Raumfahrtantrieb

Raumfahrtantrieb
Abheben der New Horizons mit einem chemischen RD-180 Raketenantrieb.

Raumfahrtantriebe sind Techniken zur Geschwindigkeitsänderung von Flugkörpern (wie Raumschiffen) im Weltraum, oder kurz gesagt, zur Bereitstellung von Delta v. Es existieren sehr verschiedene Varianten mit zahlreichen Vor- und Nachteilen, darunter technisch nahezu ausgereifte, in der Entwicklung befindliche und auch nur theoretisch vorgeschlagene Methoden. Das Fachgebiet ist Schauplatz aktueller Forschung sowie zahlreicher unwissenschaftlicher Spekulationen.

Bei den heute verwendeten Antrieben handelt es sich ausschließlich um Rückstoßantriebe im Rahmen des dritten Newtonschen Axioms. Von diesen in der Praxis befindlichen Raketenantrieben sind die häufigsten die chemischen Antriebe (Wärmekraftmaschinen mit Verbrennung), worunter die Feststoff- und Flüssigkeitstriebwerke fallen. Es gibt in der Gruppe der Raketentriebwerke auch elektrische und nukleare Varianten, sowie Ausführungen mit Kaltgas.

Im folgenden Übersichtsartikel werden als Alternativkonzepte zu den Raketenantrieben Start- und Abschussmechanismen, Methoden ohne Treibstoffbedarf und hypothetische Methoden behandelt.

Inhaltsverzeichnis

Raketenantriebe

siehe auch: Raketentriebwerk

Ein chemischer Raketenantrieb (RS-68) bei einem Testlauf.

Raketenantriebe sind Rückstoßantriebe. Die meisten (aber nicht alle) Raketentriebwerke sind dabei Verbrennungskraftmaschinen: Sie gewinnen durch Verbrennung eines Treibstoffes (oft mit Oxidationsmitteln) in einer Brennkammer ein energiereiches Produkt und lassen dieses in Gasform durch eine Öffnung austreten. Die thermische Energie und der entstandene Druck in der Brennkammer besorgen beim Austreten durch die sog. Düse mit hoher Geschwindigkeit die Schubkraft durch Rückstoß.

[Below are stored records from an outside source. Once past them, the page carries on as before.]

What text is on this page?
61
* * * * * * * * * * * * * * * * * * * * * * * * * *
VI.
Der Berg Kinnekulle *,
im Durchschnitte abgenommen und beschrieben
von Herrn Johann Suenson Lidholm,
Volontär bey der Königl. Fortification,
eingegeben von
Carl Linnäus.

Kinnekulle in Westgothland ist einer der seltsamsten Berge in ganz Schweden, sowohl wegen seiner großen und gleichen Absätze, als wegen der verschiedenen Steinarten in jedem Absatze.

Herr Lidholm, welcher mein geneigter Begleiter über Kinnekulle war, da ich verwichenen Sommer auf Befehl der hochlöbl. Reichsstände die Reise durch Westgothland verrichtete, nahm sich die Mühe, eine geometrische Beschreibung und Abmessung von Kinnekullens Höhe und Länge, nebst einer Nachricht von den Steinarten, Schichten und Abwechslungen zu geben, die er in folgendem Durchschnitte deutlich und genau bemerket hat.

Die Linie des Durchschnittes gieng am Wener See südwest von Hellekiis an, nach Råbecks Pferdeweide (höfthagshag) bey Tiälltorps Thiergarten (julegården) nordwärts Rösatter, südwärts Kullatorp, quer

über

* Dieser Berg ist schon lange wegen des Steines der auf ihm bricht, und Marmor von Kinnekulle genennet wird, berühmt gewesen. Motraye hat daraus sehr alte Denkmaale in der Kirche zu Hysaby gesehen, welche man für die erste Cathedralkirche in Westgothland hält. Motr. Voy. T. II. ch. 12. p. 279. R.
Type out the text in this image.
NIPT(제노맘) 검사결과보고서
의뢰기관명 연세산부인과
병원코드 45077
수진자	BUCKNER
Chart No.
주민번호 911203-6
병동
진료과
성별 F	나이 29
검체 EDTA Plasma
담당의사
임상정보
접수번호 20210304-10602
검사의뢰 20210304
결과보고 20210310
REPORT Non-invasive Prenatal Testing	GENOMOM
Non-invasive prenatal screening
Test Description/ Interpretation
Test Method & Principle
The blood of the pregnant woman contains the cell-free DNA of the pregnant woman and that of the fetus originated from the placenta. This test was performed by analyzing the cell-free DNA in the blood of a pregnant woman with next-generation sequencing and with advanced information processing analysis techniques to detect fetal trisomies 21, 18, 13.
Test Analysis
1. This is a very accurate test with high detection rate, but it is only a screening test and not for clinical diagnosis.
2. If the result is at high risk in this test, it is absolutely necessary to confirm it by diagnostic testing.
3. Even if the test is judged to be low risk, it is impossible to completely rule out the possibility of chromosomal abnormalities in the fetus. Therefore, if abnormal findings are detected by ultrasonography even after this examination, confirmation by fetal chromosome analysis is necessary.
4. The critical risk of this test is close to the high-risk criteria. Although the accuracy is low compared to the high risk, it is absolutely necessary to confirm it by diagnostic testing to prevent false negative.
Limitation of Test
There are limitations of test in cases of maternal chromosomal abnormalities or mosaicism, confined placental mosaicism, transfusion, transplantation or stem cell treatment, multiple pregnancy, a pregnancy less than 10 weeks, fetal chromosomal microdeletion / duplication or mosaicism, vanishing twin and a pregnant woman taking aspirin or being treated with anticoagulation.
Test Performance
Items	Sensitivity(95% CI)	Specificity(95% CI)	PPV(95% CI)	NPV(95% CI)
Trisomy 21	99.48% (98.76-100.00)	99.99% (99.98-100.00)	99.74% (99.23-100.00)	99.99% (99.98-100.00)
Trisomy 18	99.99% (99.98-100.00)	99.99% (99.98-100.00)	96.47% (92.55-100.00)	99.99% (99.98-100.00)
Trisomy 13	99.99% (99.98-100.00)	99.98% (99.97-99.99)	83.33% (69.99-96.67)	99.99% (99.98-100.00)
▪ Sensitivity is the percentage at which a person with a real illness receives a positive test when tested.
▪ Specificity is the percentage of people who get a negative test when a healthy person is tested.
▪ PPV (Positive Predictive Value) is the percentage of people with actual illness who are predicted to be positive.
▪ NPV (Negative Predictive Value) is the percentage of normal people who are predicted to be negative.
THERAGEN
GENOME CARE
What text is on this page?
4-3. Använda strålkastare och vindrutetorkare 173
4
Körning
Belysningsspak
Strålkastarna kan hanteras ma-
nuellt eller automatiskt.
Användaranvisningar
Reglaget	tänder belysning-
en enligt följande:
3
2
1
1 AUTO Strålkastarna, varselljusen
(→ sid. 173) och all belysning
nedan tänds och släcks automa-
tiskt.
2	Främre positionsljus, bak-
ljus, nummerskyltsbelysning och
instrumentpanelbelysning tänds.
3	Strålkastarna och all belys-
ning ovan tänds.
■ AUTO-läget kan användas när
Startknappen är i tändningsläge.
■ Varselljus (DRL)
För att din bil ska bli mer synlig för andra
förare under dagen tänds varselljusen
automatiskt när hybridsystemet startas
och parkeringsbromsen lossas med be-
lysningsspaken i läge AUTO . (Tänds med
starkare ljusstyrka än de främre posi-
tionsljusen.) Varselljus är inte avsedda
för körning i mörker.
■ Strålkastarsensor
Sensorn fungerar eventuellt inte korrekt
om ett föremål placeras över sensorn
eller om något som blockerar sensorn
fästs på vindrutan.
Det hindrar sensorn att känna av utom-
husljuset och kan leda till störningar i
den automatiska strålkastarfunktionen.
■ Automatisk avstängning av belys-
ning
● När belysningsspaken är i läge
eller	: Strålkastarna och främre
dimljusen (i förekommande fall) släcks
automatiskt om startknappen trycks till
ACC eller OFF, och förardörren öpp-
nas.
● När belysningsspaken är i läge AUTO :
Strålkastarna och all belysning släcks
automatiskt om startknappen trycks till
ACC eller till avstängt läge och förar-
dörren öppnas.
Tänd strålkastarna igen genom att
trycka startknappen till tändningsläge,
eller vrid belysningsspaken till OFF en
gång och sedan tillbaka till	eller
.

Bei den existierenden chemischen Varianten liegt beim Feststoffraketentriebwerk der Treibstoff in fester Form vor, der Treibstofftank ist hierbei auch die Verbrennungskammer; beim Flüssigkeitsraketentriebwerk liegt flüssiger Treibstoff vor. Bei monopropellanten Flüssigtreibstoffen handelt es sich um nur eine Komponente, bei bipropellanten Treibstoffen existieren zwei Komponenten des Treibstoffes, die gesondert gelagert werden. Der Treibstoff wird unmittelbar vor dem Verbrennungsprozess gesteuert in eine Brennkammer gepumpt. Bei Hybridraketentriebwerken liegt sowohl flüssiger als auch fester Treibstoff vor, wobei der flüssige dem Festen kontrolliert zugeführt wird.

Ein Ionenantrieb.

Bei den in der Entwicklung befindlichen elektrischen Varianten wird elektrische Energie verwendet, um den Treibstoff zu verwerten. Es wird nach Art der Verwertung (Lichtbogen, Widerstandsheizung, Ionisation) unterschieden: Die elektrothermischen und elektromagnetischen Varianten sind Magnetfeldoszillationsantriebe (Plasma als Arbeitsmedium), die elektrostatische Variante ist ein der Ionenantrieb (erzeugt Ionen). Es kann innerhalb der elektrostatischen Varianten zudem nach der Art der elektrischen Energiequelle unterschieden werden.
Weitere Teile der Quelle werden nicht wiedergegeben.